New York, September 16, 2004—A Dominican reporter was ambushed and killed by gunmen this week, moments after a radio broadcast in which he reported on a bloody crime wave that has pitted gang members against police in the southern town of Azua, according to local news reports.
Juan Emilio Andújar Matos, host of Radio Azua’s weekly show “Encuentro Mil 60” (“Encounter 1060”) and correspondent with the Santo Domingo-based daily Listín Diario, was killed in the September 14 attack. Jorge Luis Sención, a radio reporter who witnessed the attack, was later shot himself and lost his right forearm to amputation.
“We are shocked and saddened by the murder of Juan Andújar,” CPJ Executive Director Ann Cooper said today. “We urge Dominican authorities to investigate this heinous attack forcefully and to prosecute all those responsible.”

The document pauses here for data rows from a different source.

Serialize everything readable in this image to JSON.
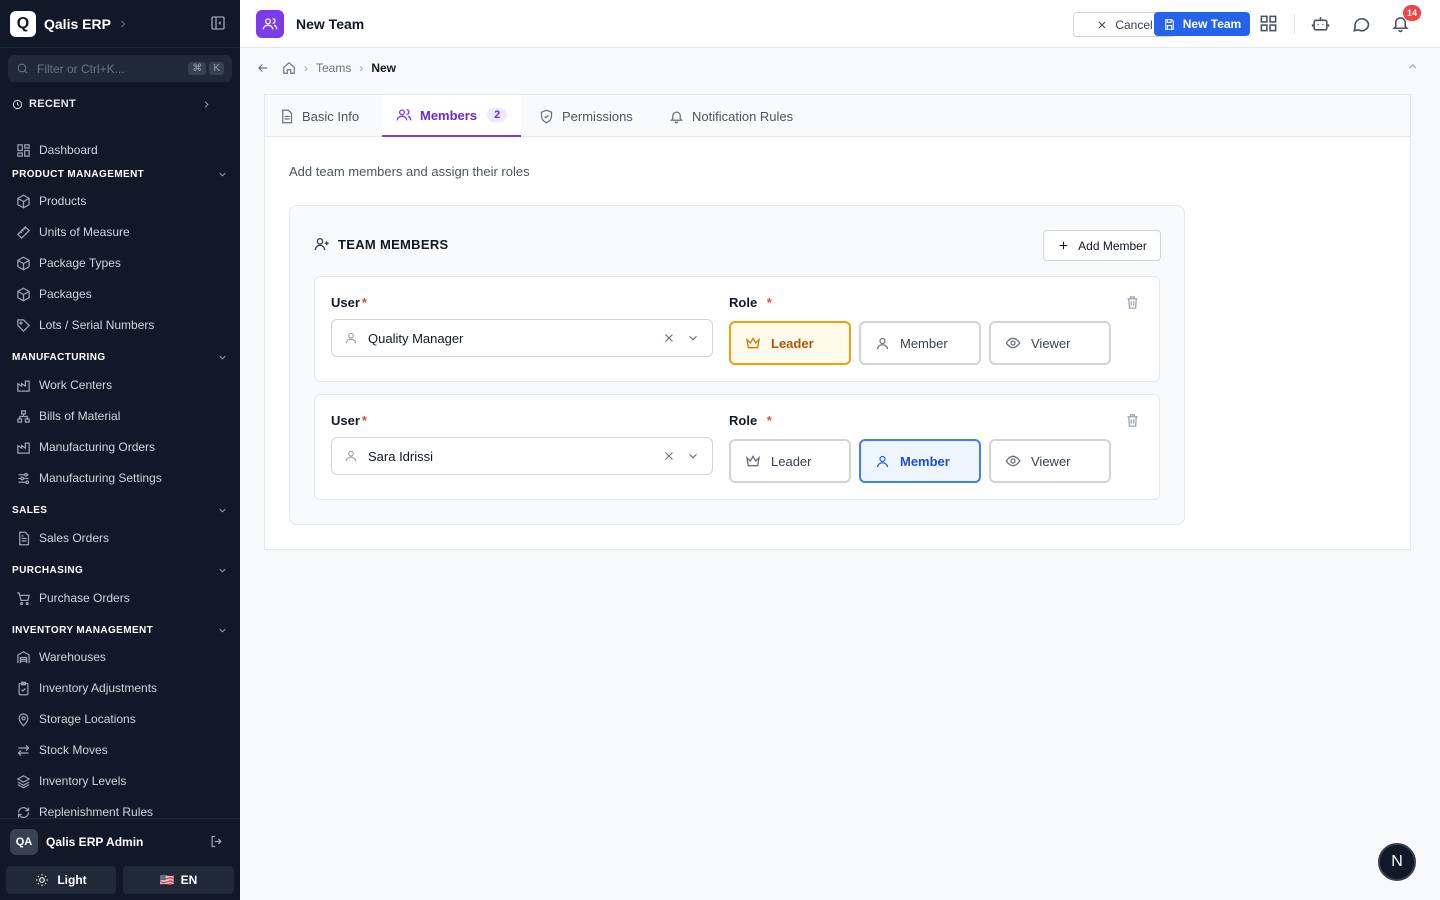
{
  "sidebar": {
    "app_name": "Qalis ERP",
    "logo_letter": "Q",
    "filter_placeholder": "Filter or Ctrl+K...",
    "filter_kbd": [
      "⌘",
      "K"
    ],
    "recent_label": "RECENT",
    "dashboard": "Dashboard",
    "sections": {
      "product": "PRODUCT MANAGEMENT",
      "manufacturing": "MANUFACTURING",
      "sales": "SALES",
      "purchasing": "PURCHASING",
      "inventory": "INVENTORY MANAGEMENT"
    },
    "items": {
      "products": "Products",
      "uom": "Units of Measure",
      "package_types": "Package Types",
      "packages": "Packages",
      "lots": "Lots / Serial Numbers",
      "work_centers": "Work Centers",
      "bom": "Bills of Material",
      "mfg_orders": "Manufacturing Orders",
      "mfg_settings": "Manufacturing Settings",
      "sales_orders": "Sales Orders",
      "purchase_orders": "Purchase Orders",
      "warehouses": "Warehouses",
      "inv_adjust": "Inventory Adjustments",
      "storage": "Storage Locations",
      "stock_moves": "Stock Moves",
      "inv_levels": "Inventory Levels",
      "replenish": "Replenishment Rules"
    },
    "footer": {
      "avatar": "QA",
      "user_name": "Qalis ERP Admin",
      "theme": "Light",
      "flag": "🇺🇸",
      "lang": "EN"
    }
  },
  "header": {
    "title": "New Team",
    "cancel": "Cancel",
    "new_team": "New Team",
    "notification_count": "14"
  },
  "breadcrumb": {
    "teams": "Teams",
    "current": "New"
  },
  "tabs": {
    "basic": "Basic Info",
    "members": "Members",
    "members_count": "2",
    "permissions": "Permissions",
    "notifications": "Notification Rules"
  },
  "main": {
    "description": "Add team members and assign their roles",
    "section_title": "TEAM MEMBERS",
    "add_member": "Add Member",
    "user_label": "User",
    "role_label": "Role",
    "required": "*",
    "roles": {
      "leader": "Leader",
      "member": "Member",
      "viewer": "Viewer"
    },
    "members": [
      {
        "user": "Quality Manager",
        "role": "Leader"
      },
      {
        "user": "Sara Idrissi",
        "role": "Member"
      }
    ]
  },
  "fab_letter": "N",
  "colors": {
    "sidebar_bg": "#111827",
    "accent_purple": "#7c3aed",
    "primary_blue": "#2563eb",
    "leader_amber": "#f59e0b",
    "badge_red": "#ef4444"
  }
}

The attack comes amid an escalating crime wave in Azua, 75 miles (120 kilometers) south of the capital, Santo Domingo. Several Dominican journalists who have reported on the crime surge have been threatened with death and are receiving police protection, according to press reports.
Andújar left the station around 9:40 a.m. with colleague Juan Sánchez, a correspondent with the Santo Domingo-based dailies El Nacional and Hoy. During the show, the reporters discussed the killing that morning of four reputed gang members in a gun battle with police, according to press reports. Andújar and Sánchez, as well as other journalists from Azua, had previously received death threats for their comments on the crime wave.
As the reporters were about to drive their motorcycles away, two motorcyclists shot at them, hitting Andújar in the head as Sánchez took refuge in a nearby fire station, the Dominican press reported. Andújar died an hour and a half later in a local hospital.
Sención, a reporter with Enriquillo Radio in the town of Tamayo, saw the ambush and aided Andújar in the immediate aftermath, according to a local press account. Later that morning, while with his pregnant wife, Sención was ambushed himself by same gunmen. He remained hospitalized today under tight security.
Azua reporters Domingo Corcino, Héctor Camaño, Narciso Martínez, Christian Daniel Ramírez, Rafael Vargas and Juan Sánchez have also received threats and are being protected by local police, Listín Diario reported.
Dominican authorities in Santo Domingo dispatched what was described as an elite police unit and two helicopters to patrol the town. A man believed to be one of the two assailants was killed by police in a gun battle yesterday; the other assailant was believed to be still at large.
Andújar, a respected journalist with 20 years of experience, was also a professor at the Technology University of Azua president of an environmental organization. A colleague said he was 49.